A cloud of yellow and black rose before him like a small tornado, and a faint noise went with it--a rustling, like leaves caught by a wind on an autumn morning, or the shuffle of tissue paper on a desk. The butterflies made a round in the stillness; he had never expected to hear it. The cloud dispersed, joining mates on tree branches that bent under their collective weight. Each specimen was as large as his outstretched hand.

This central image didn't work for me. A small tornado with a faint noise? No! Rustling like leaves caught by a wind in autumn. Perhaps a little closer. The shuffle of tissue paper on a desk? Not in my experience. And even if these analogies did work, what does it all mean? What's its connection to the overall story? To not only our characters but to the world around them?
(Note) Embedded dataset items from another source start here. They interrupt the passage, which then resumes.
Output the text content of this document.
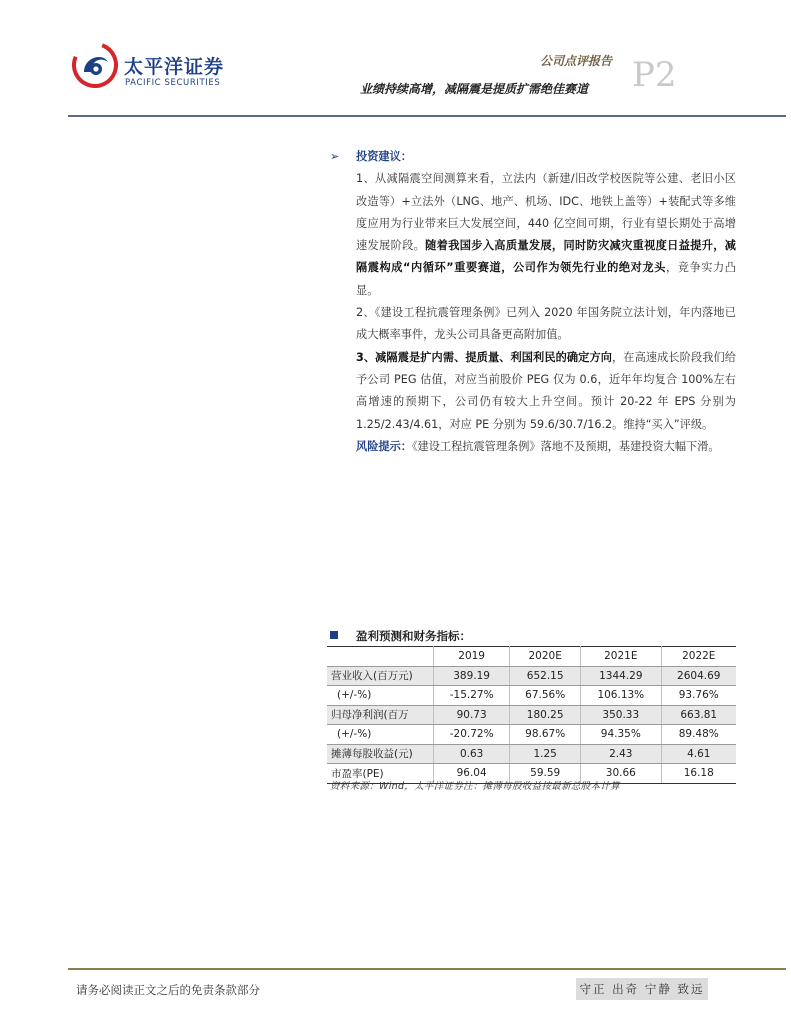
太平洋证券
PACIFIC SECURITIES
公司点评报告 P2
业绩持续高增，减隔震是提质扩需绝佳赛道

➢ 投资建议：

1、从减隔震空间测算来看，立法内（新建/旧改学校医院等公建、老旧小区改造等）+立法外（LNG、地产、机场、IDC、地铁上盖等）+装配式等多维度应用为行业带来巨大发展空间，440 亿空间可期，行业有望长期处于高增速发展阶段。随着我国步入高质量发展，同时防灾减灾重视度日益提升，减隔震构成“内循环”重要赛道，公司作为领先行业的绝对龙头，竞争实力凸显。

2、《建设工程抗震管理条例》已列入 2020 年国务院立法计划，年内落地已成大概率事件，龙头公司具备更高附加值。

3、减隔震是扩内需、提质量、利国利民的确定方向，在高速成长阶段我们给予公司 PEG 估值，对应当前股价 PEG 仅为 0.6，近年年均复合 100%左右高增速的预期下，公司仍有较大上升空间。预计 20-22 年 EPS 分别为 1.25/2.43/4.61，对应 PE 分别为 59.6/30.7/16.2。维持“买入”评级。

风险提示：《建设工程抗震管理条例》落地不及预期，基建投资大幅下滑。

盈利预测和财务指标：
	2019	2020E	2021E	2022E
营业收入(百万元)	389.19	652.15	1344.29	2604.69
(+/-%)	-15.27%	67.56%	106.13%	93.76%
归母净利润(百万	90.73	180.25	350.33	663.81
(+/-%)	-20.72%	98.67%	94.35%	89.48%
摊薄每股收益(元)	0.63	1.25	2.43	4.61
市盈率(PE)	96.04	59.59	30.66	16.18
资料来源：Wind，太平洋证券注：摊薄每股收益按最新总股本计算
请务必阅读正文之后的免责条款部分	守正 出奇 宁静 致远
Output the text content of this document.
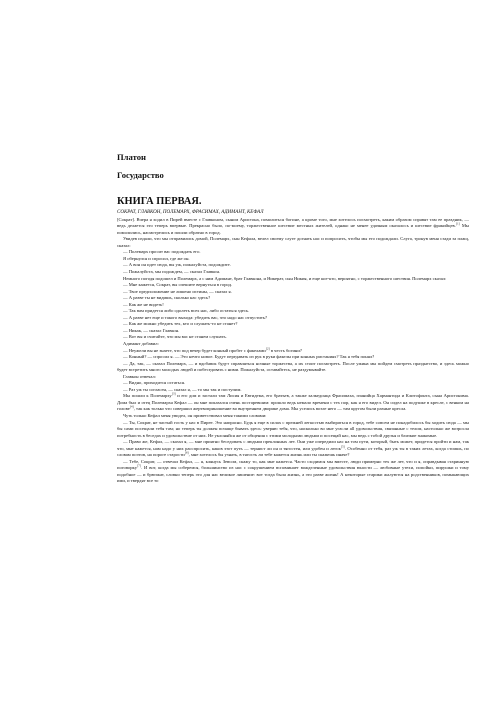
Платон
Государство
КНИГА ПЕРВАЯ.
СОКРАТ, ГЛАВКОН, ПОЛЕМАРХ, ФРАСИМАХ, АДИМАНТ, КЕФАЛ

[Сократ]. Вчера я ходил в Пирей вместе с Главконом, сыном Аристона, помолиться богине, а кроме того, мне хотелось посмотреть, каким образом справят там ее праздник, — ведь делается это теперь впервые. Прекрасно было, по-моему, торжественное шествие местных жителей, однако не менее удачным оказалось и шествие фракийцев.[1] Мы помолились, насмотрелись и пошли обратно в город.

Увидев издали, что мы отправились домой, Полемарх, сын Кефала, велел своему слуге догнать нас и попросить, чтобы мы его подождали. Слуга, тронув меня сзади за плащ, сказал:

— Полемарх просит вас подождать его.

Я обернулся и спросил, где же он.

— А вон он идет сюда, вы уж, пожалуйста, подождите.

— Пожалуйста, мы подождем, — сказал Главкон.

Немного погодя подошел и Полемарх, а с ним Адимант, брат Главкона, и Никерат, сын Никия, и еще кое-кто, вероятно, с торжественного шествия. Полемарх сказал:

— Мне кажется, Сократ, вы спешите вернуться в город.

— Твое предположение не лишено истины, — сказал я.

— А разве ты не видишь, сколько нас здесь?

— Как же не видеть!

— Так вам придется либо одолеть всех нас, либо остаться здесь.

— А разве нет еще и такого выхода: убедить вас, что надо нас отпустить?

— Как же можно убедить тех, кто и слушать-то не станет?

— Никак, — сказал Главкон.

— Вот вы и считайте, что мы вас не станем слушать.

Адимант добавил:

— Неужели вы не знаете, что под вечер будет конный пробег с факелами[2] в честь богини?

— Конный? — спросил я. — Это нечто новое. Будут передавать из рук в руки факелы при конных ристаниях? Так я тебя понял?

— Да, так, — сказал Полемарх, — и вдобавок будут справляться ночные торжества, а их стоит посмотреть. После ужина мы пойдем смотреть празднество, и здесь можно будет встретить много молодых людей и побеседовать с ними. Пожалуйста, оставайтесь, не раздумывайте.

Главкон отвечал:

— Видно, приходится остаться.

— Раз уж ты согласен, — сказал я, — то мы так и поступим.

Мы пошли к Полемарху[3] и его дом и застали там Лисия и Евтидема, его братьев, а также халкедонца Фрасимаха, пэанийца Хармантида и Клитофонта, сына Аристонима. Дома был и отец Полемарха Кефал — он мне показался очень постаревшим: прошло ведь немало времени с тех пор, как я его видел. Он сидел на подушке в кресле, с венком на голове[4], так как только что совершил жертвоприношение во внутреннем дворике дома. Мы уселись возле него — там кругом были разные кресла.

Чуть только Кефал меня увидел, он приветствовал меня такими словами:

— Ты, Сократ, не частый гость у нас в Пирее. Это напрасно. Будь я еще в силах с прежней легкостью выбираться в город, тебе совсем не понадобилось бы ходить сюда — мы бы сами посещали тебя там; но теперь ты должен почаще бывать здесь: уверяю тебя, что, насколько во мне угасли all удовольствия, связанные с телом, настолько же возросла потребность в беседах и удовольствие от них. Не уклоняйся же от общения с этими молодыми людьми и посещай нас, мы ведь с тобой друзья и близкие знакомые.

— Право же, Кефал, — сказал я, — мне приятно беседовать с людьми преклонных лет. Они уже опередили нас на том пути, который, быть может, придется пройти и нам, так что, мне кажется, нам надо у них расспросить, каков этот путь — тернист ли он и тягостен, или удобен и легок[5]. Особенно от тебя, раз уж ты в таких летах, когда стоишь, по словам поэтов, на пороге старости[6], мне хотелось бы узнать, в тягость ли тебе кажется жизнь или ты скажешь иначе?

— Тебе, Сократ, — отвечал Кефал, — я, клянусь Зевсом, скажу то, как мне кажется. Часто сходимся мы вместе, люди примерно тех же лет, что и я, оправдывая старинную поговорку[7]. И вот, когда мы соберемся, большинство из нас с сокрушением вспоминает вожделенные удовольствия юности — любовные утехи, попойки, пирушки и тому подобное — и брюзжат, словно теперь это для нас великое лишение: вот тогда была жизнь, а это разве жизнь! А некоторые старики жалуются на родственников, помыкающих ими, и твердят все то
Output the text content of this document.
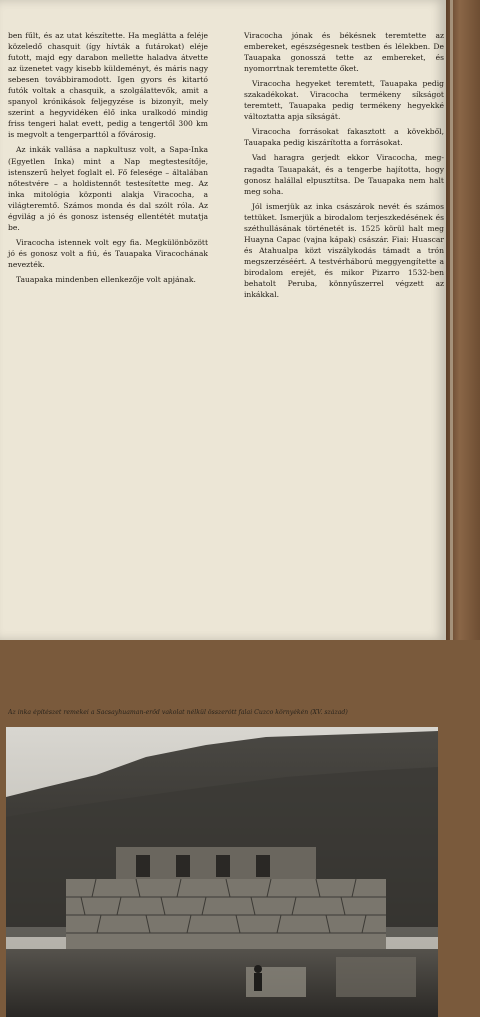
ben fűlt, és az utat készítette. Ha meglátta a feléje közeledő chasquit (így hívták a futárokat) eléje futott, majd egy darabon mellette haladva átvette az üzenetet vagy kisebb küldeményt, és máris nagy sebesen továbbiramodott. Igen gyors és kitartó futók voltak a chasquik, a szolgálattevők, amit a spanyol krónikások feljegyzése is bizonyít, mely szerint a hegyvidéken élő inka uralkodó mindig friss tengeri halat evett, pedig a tengertől 300 km is megvolt a tengerparttól a fővárosig.

Az inkák vallása a napkultusz volt, a Sapa-Inka (Egyetlen Inka) mint a Nap megtestesítője, istenszerű helyet foglalt el. Fő felesége – általában nőtestvére – a holdistennőt testesítette meg. Az inka mitológia központi alakja Viracocha, a világteremtő. Számos monda és dal szólt róla. Az égvilág a jó és gonosz istenség ellentétét mutatja be.

Viracocha istennek volt egy fia. Megkülönbözött jó és gonosz volt a fiú, és Tauapaka Viracochának nevezték.

Tauapaka mindenben ellenkezője volt apjának.

Viracocha jónak és békésnek teremtette az embereket, egészségesnek testben és lélekben. De Tauapaka gonosszá tette az embereket, és nyomorrtnak teremtette őket.

Viracocha hegyeket teremtett, Tauapaka pedig szakadékokat. Viracocha termékeny síkságot teremtett, Tauapaka pedig termékeny hegyekké változtatta apja síkságát.

Viracocha forrásokat fakasztott a kövekből, Tauapaka pedig kiszárította a forrásokat.

Vad haragra gerjedt ekkor Viracocha, megragadta Tauapakát, és a tengerbe hajította, hogy gonosz halállal elpusztítsa. De Tauapaka nem halt meg soha.

Jól ismerjük az inka császárok nevét és számos tettüket. Ismerjük a birodalom terjeszkedésének és széthullásának történetét is. 1525 körül halt meg Huayna Capac (vajna kápak) császár. Fiai: Huascar és Atahualpa közt viszálykodás támadt a trón megszerzéséért. A testvérháború meggyengítette a birodalom erejét, és mikor Pizarro 1532-ben behatolt Peruba, könnyűszerrel végzett az inkákkal.

Az inka építészet remekei a Sacsayhuaman-erőd vakolat nélkül összerótt falai Cuzco környékén (XV. század)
Swirling in my mind is a notion that it is all somehow related to the oppressed and exploited masses, whether in England or in Brazil. Such can make about as much sound as a collective of butterflies deep in the jungle.

Like Thomas, I came up somewhat empty-handed.

Friday, August 7, 2009

More Oscar

When Oscar was a little boy, he liked girls and they liked him. He had so many girlfriends even though he was stout and would become fat. His mother attired him in the finest clothes and made sure his hair was cut. But that was then, before his size increased to mammoth proportions and his head changed shape. That was back when his eyes flashed and he had appealing cheeks. Everybody fell in love with him then. And he was aggressive then, calling out to passing girls and women. But then, finally, a member of the Seventh-day Adventists made a complaint to his grandmother. She shut him down. "This is not a cabaret!"

The narrator says this was the Golden age for Oscar. It reached its climax in the fall when he was seven. He had two girlfriends at the time, Maritza Chacon --- Lola's friend --- and Olga Polanco. Olga, though, came from a seeder environment, one that didn't please his mother because it included a house full of beer drinking Puerto Ricans who hung out too much on their porch. Besides that, Olga with smelly. But Oscar liked how quiet she was and how he could wrestle with her and that she was interested in his Star Trek dolls. Maritza, on the other hand was just beautiful.

At the bus stop they stood close to each other, sometimes in secret they held hands, and a couple of times they kissed each other on the cheeks, first Maritza then Olga. Always in hiding. It all lasted for just a week. Maritza demanded that it be either her Oscar was interested in or Olga. It bummed Oscar out. When his mother asked him what the matter was, and he said it was girls, his mother hauled him to his feet by his ear. His sister, Lola, tried to stop his mother. But his mother threw him to the floor. Oscar, even though he had no father to show him the ropes, lacked an aggressive behavior and had no fighting instincts.

Of course Maritza won out. She was beautiful over against Olga. She didn't smell bad. Her mother would let her eat to come over. It had all made Olga cry. "Shaking like a rag in her hand-me-downs and in the shoes that were four sizes too big! Snots pouring out her nose and everything!" Later in life, Oscar felt badly --- even guilty --- when he saw Olga and wondered if his choice had somehow contributed to her decision to be a wreck as an individual.